So it seems like Andrew Yang, everyone's favourite meme factory and the former frontrunner for the Democratic Nomination for the Mayoralty of New York, is no longer the juggernaut that he once was, and now everyone is trying to make sense of a race that is finally moving, with just over a month before polling day. And yet, I'm not really surprised by this, because it never made sense why Yang was running so far ahead of the field, given he is a fundamentally unserious fool who should have no chance to become Mayor.
Yang is now locked into a coin flip race with Eric Adams, the current Brooklyn Borough President and a former State Senator, both in terms of who will get the plurality of first preferences and who will manage to get over the line after the Ranked Choice Voting. That that will be the final two is not at all a guarantee - Maya Wiley and the embattled Scott Stringer have both had single polls where they manage to come a competitive third place, and where they could in theory make the final two, but it seems rather likely that Adams and Yang - the only two candidates with consistent, across the board good polling - will make the final two. And if that's the case … fuck, I think Yang loses.
I know it's stupid to frame it around Yang losing, as opposed to Adams winning, but this race, in terms of people caring about it, has been entirely framed by Yang or Not Yang, so let's talk about it in those terms. Yang's coalition never really made a lot of sense - he's not a progressive, he's not a moderate, his statement that UBI should be in lieu of a minimum wage increase was idiotic, and his handling of the domestic politics around events in the Middle East this week has been out of step with the growing middle of Democratic politics. Where in the past, a statement that prioritizes solidarity with Israel for what Hamas is doing to them, while ignoring what Israel is also guilty of, would be so mundane as to not be worth noting, Yang's rote response to the conflict did not sit well with many, including AOC. Even more than costing him many votes - which it may, on the margins - it shows that Yang's path to 50%+1 of the vote makes little sense.
Adams, on the hand? That coalition makes a lot of sense, actually. Black voters, enough Hispanics and Asians, and wealthy whites. Adams is running on a platform that could be described as Bloomberg-esque, positioning himself as a check against the worst excesses of a Democratic-controlled City Council. His platform talks about finding efficiencies in government, tinkering on the edges of the NYPD (as opposed to engaging in any meaningful way with Defund or abolition), and tax relief for small businesses. This isn't a bad platform by any means, but it isn't a platform of a radical. It is a platform that could very easily find favour with enough well to do white professionals, for lack of a better term - the class of lawyers, doctors, bankers, accountants, and journalists who descend on New York City. Throw in overwhelming Black support against Yang, whose Presidential bid never found any support from the Black community, and enough support amongst less left-wing Hispanics, and you can see how the path exists.
Adams also has the advantage that Yang has not run a good campaign - he was winning because he was the person everyone had heard of, as opposed to running a good campaign.

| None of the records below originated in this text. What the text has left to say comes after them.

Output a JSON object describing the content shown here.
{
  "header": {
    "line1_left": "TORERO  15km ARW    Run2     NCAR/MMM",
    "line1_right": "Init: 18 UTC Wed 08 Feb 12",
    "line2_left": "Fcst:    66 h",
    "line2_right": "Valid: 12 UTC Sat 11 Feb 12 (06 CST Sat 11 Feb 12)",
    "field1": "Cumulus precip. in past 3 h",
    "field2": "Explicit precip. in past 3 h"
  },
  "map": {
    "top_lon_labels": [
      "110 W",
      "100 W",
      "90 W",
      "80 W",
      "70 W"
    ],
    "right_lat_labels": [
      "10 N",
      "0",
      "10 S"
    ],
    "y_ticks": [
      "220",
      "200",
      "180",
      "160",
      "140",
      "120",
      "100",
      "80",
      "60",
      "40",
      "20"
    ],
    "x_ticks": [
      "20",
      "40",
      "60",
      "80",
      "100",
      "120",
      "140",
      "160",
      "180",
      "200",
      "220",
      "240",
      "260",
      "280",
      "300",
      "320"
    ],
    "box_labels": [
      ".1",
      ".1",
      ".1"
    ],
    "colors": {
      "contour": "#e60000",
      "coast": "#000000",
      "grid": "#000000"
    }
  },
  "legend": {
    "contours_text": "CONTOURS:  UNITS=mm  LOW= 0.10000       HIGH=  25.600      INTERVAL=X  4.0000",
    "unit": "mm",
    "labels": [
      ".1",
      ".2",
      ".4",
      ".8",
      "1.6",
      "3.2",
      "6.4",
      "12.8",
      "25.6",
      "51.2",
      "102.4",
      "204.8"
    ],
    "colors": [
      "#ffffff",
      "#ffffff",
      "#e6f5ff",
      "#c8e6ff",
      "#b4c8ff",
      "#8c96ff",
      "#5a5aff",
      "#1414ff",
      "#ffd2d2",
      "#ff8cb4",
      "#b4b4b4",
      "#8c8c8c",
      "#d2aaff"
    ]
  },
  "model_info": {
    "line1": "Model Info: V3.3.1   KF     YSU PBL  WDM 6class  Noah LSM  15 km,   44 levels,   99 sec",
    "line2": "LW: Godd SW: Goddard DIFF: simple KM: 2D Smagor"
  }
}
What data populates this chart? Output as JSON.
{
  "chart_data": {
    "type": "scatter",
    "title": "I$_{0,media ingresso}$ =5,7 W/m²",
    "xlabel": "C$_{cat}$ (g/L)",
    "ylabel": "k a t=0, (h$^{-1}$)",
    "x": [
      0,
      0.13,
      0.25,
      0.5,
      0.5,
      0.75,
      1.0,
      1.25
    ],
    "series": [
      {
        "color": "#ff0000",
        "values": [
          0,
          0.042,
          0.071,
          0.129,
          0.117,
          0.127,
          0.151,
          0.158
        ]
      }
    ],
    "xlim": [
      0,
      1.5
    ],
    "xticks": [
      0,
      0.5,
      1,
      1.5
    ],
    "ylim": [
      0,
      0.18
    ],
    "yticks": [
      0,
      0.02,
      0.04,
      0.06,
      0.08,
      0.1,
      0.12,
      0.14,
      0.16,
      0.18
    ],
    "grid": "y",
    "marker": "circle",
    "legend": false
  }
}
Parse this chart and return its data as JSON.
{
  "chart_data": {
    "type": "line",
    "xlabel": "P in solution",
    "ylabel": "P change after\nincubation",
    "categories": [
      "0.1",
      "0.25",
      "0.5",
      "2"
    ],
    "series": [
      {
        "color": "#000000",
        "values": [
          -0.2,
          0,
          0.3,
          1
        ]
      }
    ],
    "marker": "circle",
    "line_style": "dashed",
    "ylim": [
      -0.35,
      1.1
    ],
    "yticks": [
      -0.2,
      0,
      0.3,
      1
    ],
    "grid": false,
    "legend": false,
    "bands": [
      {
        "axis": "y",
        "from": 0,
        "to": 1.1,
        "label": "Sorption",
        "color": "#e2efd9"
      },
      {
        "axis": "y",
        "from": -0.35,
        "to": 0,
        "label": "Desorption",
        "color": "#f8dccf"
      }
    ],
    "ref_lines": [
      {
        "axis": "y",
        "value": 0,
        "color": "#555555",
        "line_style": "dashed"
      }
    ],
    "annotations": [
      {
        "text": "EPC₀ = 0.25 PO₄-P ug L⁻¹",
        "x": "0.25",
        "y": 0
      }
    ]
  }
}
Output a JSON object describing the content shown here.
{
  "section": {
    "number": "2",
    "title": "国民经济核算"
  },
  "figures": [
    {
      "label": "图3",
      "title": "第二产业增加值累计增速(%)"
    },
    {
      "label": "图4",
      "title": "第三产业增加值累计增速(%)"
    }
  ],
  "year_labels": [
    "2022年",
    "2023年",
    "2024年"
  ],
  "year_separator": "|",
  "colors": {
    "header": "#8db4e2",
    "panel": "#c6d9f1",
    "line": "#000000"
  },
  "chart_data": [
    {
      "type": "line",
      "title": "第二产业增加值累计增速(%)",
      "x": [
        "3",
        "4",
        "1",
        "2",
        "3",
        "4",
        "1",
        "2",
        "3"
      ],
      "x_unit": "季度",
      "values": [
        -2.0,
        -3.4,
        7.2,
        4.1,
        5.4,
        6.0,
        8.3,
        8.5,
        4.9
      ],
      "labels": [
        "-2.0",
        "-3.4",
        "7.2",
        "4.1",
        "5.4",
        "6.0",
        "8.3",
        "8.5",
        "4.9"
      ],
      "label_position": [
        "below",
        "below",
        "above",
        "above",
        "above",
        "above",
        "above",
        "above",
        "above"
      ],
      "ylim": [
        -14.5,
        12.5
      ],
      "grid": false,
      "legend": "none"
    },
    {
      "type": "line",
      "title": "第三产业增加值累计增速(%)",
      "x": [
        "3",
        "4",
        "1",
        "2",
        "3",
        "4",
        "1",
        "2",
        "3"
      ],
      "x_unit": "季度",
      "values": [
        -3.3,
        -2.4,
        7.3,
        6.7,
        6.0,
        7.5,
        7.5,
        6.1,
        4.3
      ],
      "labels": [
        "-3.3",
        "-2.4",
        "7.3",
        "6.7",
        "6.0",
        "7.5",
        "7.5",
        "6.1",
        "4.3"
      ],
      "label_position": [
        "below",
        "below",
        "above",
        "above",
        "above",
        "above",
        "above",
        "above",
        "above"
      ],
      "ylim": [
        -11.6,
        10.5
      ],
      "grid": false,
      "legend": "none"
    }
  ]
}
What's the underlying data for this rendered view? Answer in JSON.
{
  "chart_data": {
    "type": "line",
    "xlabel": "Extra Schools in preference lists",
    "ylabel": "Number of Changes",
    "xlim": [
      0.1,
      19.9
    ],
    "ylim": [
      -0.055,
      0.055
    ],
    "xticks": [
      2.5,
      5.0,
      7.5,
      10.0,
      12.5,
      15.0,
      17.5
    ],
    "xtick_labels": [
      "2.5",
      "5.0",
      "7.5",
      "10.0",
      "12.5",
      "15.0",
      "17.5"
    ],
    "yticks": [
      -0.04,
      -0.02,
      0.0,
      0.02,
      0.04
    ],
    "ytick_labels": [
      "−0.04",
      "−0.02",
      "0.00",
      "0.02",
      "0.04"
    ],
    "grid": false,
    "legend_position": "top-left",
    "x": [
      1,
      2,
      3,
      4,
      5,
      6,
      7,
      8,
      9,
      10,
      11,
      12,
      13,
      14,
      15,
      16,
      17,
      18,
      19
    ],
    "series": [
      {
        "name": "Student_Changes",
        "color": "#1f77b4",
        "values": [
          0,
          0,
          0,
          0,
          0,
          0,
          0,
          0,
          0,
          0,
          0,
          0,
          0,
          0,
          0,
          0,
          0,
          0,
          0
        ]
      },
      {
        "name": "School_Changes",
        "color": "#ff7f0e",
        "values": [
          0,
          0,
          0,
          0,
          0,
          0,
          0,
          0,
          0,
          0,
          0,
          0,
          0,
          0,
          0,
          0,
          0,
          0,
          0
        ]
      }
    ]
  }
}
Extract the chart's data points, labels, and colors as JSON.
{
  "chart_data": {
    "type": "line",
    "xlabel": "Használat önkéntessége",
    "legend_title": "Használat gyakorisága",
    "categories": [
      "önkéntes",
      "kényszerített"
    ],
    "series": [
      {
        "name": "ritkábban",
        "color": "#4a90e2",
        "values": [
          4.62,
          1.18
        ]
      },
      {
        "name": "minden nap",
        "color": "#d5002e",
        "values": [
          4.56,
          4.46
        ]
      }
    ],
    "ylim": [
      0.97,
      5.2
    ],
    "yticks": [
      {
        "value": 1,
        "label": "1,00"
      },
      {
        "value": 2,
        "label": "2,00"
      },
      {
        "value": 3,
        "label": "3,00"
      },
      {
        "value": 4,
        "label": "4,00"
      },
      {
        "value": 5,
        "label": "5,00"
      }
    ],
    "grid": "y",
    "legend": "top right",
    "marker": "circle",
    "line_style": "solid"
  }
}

He doesn't have any history of knowing how to respond in a moment of difficulty, and while Lis Smith working for him means he might manage his way back, he is still in trouble, without a history of knowing how to get his mojo back, given he has quite literally never had any of it to lose. Yes, many have equated Yang to Biden in the sense that they were the overwhelming front runner who the media class didn't understand the support for, but the problem with that comparison is that Joe Biden was a serious politician who had run campaigns before, had taken a punch before, and managed to survive. Yang has no such experience, and his campaign - which seems chaotic and disorganized at the best of times - does not have the benefit of a disciplined candidate needed to pull off the sort of comeback. Even comparing Yang to Lis Smith's most recent candidate - the current Secretary of Transport, Pete Buttigieg - is night and day. Like or loathe Pete, he could execute a very specific strategy flawlessly, to the extent where a former small town Mayor forced his way into the Cabinet. Yang has no such discipline or ability, as much as many would like to pretend he does.
Yang has always been an unserious joke of a candidate, and that has always been the thing that the media class have believed, but never said outright, because people didn't want to be seen as out of touch with ordinary voters, after having been caught out a few times in recent years. Adams would not be a perfect Mayor, but when the options are his imperfect plan for the city and Yang's idiotic, incoherent vision for a city he doesn't understand, the choice is clear. Fortunately, it looks like Democrats have figured out Yang's fundamental uselessness, and he is now an underdog to be the next Mayor.